The Age of Diagnosis by Suzanne O'Sullivan

The Age of Diagnosis:

How Our Obsession with Medical Lables is Making Us Sicker

By Suzanne O’Sullivan

Thesis 2025

Another scientific contrarian returns from their stint in the hermitage! Readers have been trained to ignore many idiosyncratic thinkers who purport to thwack received wisdom in the jaw. Ever since Darwin published his pamphlet on the biological graduation of apes, authors of popular science have longed to leave the academy aghast and listeners ajitter. Thankfully, Suzanne O’Sullivan’s new book The Age of Diagnosis: Sickness, Health and Why Medicine Has Gone Too Far comes from the empathetic consideration of a clipboard-carrying neurology consultant, rather than the drivelled antagonism of a conspiratorial dingbat. It certainly upturns some stones, but is self-conscious enough to avoid the untutored, sweatily searching, pungently proud tactics of this genre’s dishonest grifters.

O’Sullivan is chiefly concerned with the hypermedicalisation of perceived well-being and the inadvertent damage dealt out to the legitimate sufferers when diagnostic brackets widen. When covering the recent sickly exorbitance in diagnoses, she writes “these statistics could indicate that ordinary life experiences, bodily imperfections, sadness and social anxiety are being subsumed into the category of medical disorder. In other words: we are not getting sicker - we are attributing more to sickness.”

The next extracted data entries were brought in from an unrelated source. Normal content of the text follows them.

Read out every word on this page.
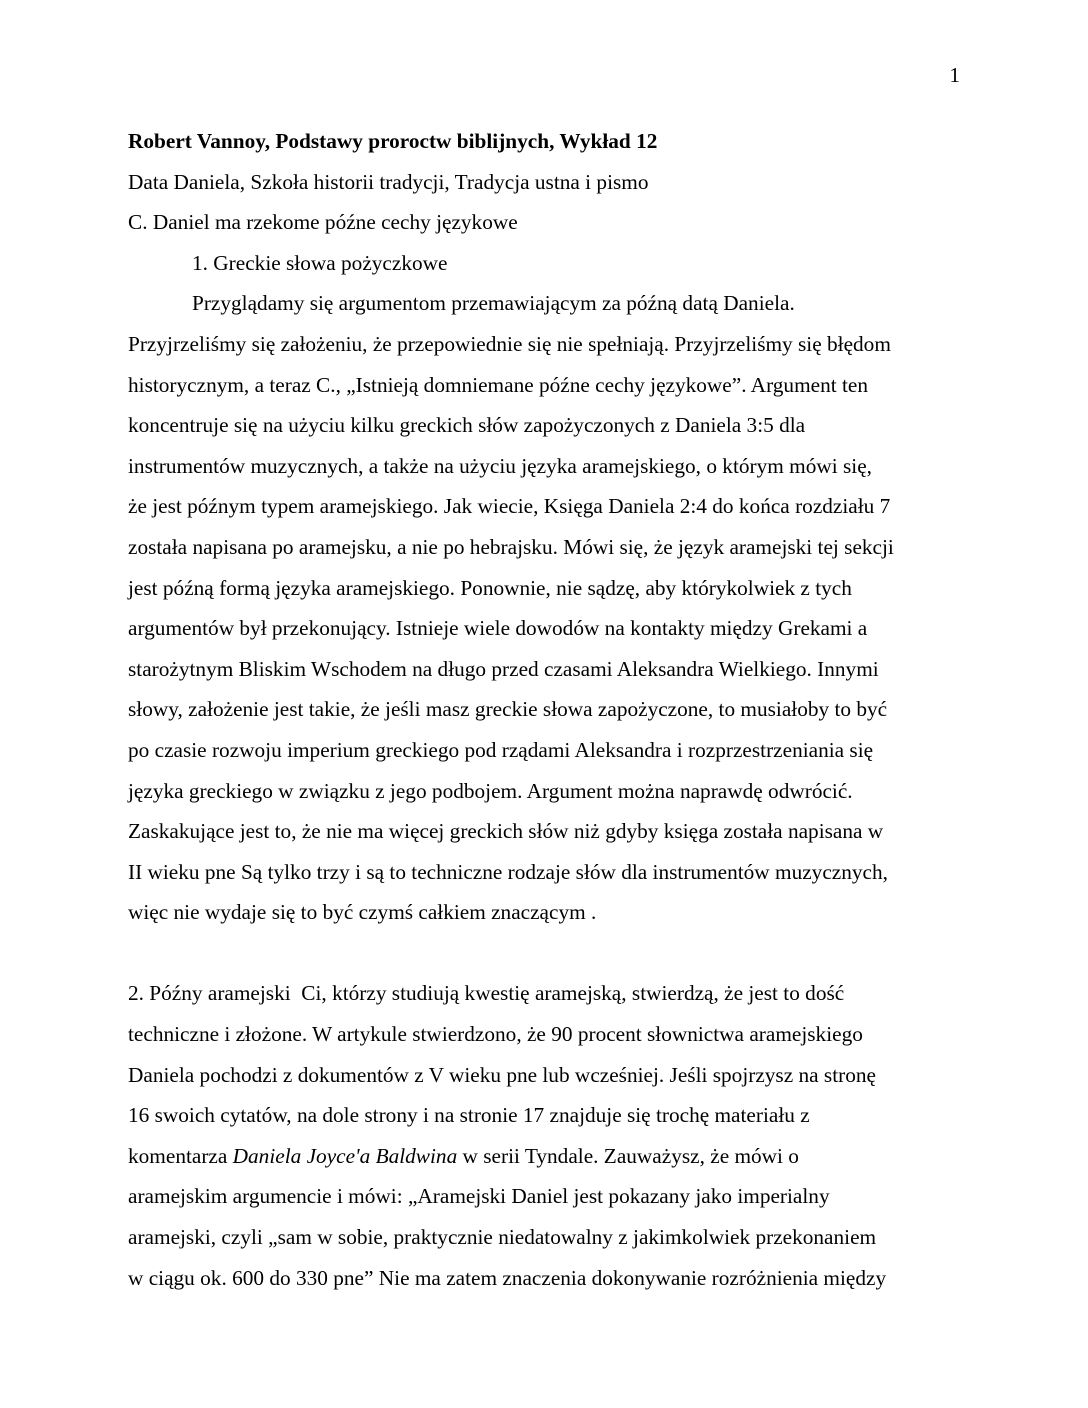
1
Robert Vannoy, Podstawy proroctw biblijnych, Wykład 12
Data Daniela, Szkoła historii tradycji, Tradycja ustna i pismo
C. Daniel ma rzekome późne cechy językowe
1. Greckie słowa pożyczkowe
Przyglądamy się argumentom przemawiającym za późną datą Daniela.
Przyjrzeliśmy się założeniu, że przepowiednie się nie spełniają. Przyjrzeliśmy się błędom
historycznym, a teraz C., „Istnieją domniemane późne cechy językowe”. Argument ten
koncentruje się na użyciu kilku greckich słów zapożyczonych z Daniela 3:5 dla
instrumentów muzycznych, a także na użyciu języka aramejskiego, o którym mówi się,
że jest późnym typem aramejskiego. Jak wiecie, Księga Daniela 2:4 do końca rozdziału 7
została napisana po aramejsku, a nie po hebrajsku. Mówi się, że język aramejski tej sekcji
jest późną formą języka aramejskiego. Ponownie, nie sądzę, aby którykolwiek z tych
argumentów był przekonujący. Istnieje wiele dowodów na kontakty między Grekami a
starożytnym Bliskim Wschodem na długo przed czasami Aleksandra Wielkiego. Innymi
słowy, założenie jest takie, że jeśli masz greckie słowa zapożyczone, to musiałoby to być
po czasie rozwoju imperium greckiego pod rządami Aleksandra i rozprzestrzeniania się
języka greckiego w związku z jego podbojem. Argument można naprawdę odwrócić.
Zaskakujące jest to, że nie ma więcej greckich słów niż gdyby księga została napisana w
II wieku pne Są tylko trzy i są to techniczne rodzaje słów dla instrumentów muzycznych,
więc nie wydaje się to być czymś całkiem znaczącym .
2. Późny aramejski  Ci, którzy studiują kwestię aramejską, stwierdzą, że jest to dość
techniczne i złożone. W artykule stwierdzono, że 90 procent słownictwa aramejskiego
Daniela pochodzi z dokumentów z V wieku pne lub wcześniej. Jeśli spojrzysz na stronę
16 swoich cytatów, na dole strony i na stronie 17 znajduje się trochę materiału z
komentarza Daniela Joyce'a Baldwina w serii Tyndale. Zauważysz, że mówi o
aramejskim argumencie i mówi: „Aramejski Daniel jest pokazany jako imperialny
aramejski, czyli „sam w sobie, praktycznie niedatowalny z jakimkolwiek przekonaniem
w ciągu ok. 600 do 330 pne” Nie ma zatem znaczenia dokonywanie rozróżnienia między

When the subject of autism is broached, O’Sullivan shows few signs of abating with these flabbergasting indictments of lab coat follies. “As the borders of what it means to have autism have moved, the assessors making the diagnosis no longer need the mask to drop. A person may appear entirely socially capable and it is enough for them to describe a great deal of effort to maintain that front for the diagnosis to be made. The masking theory tells us to assume autism is there even if it can’t be seen.” So as the process’ rigidity is shaken, the diagnostic requirements are shaken in tandem.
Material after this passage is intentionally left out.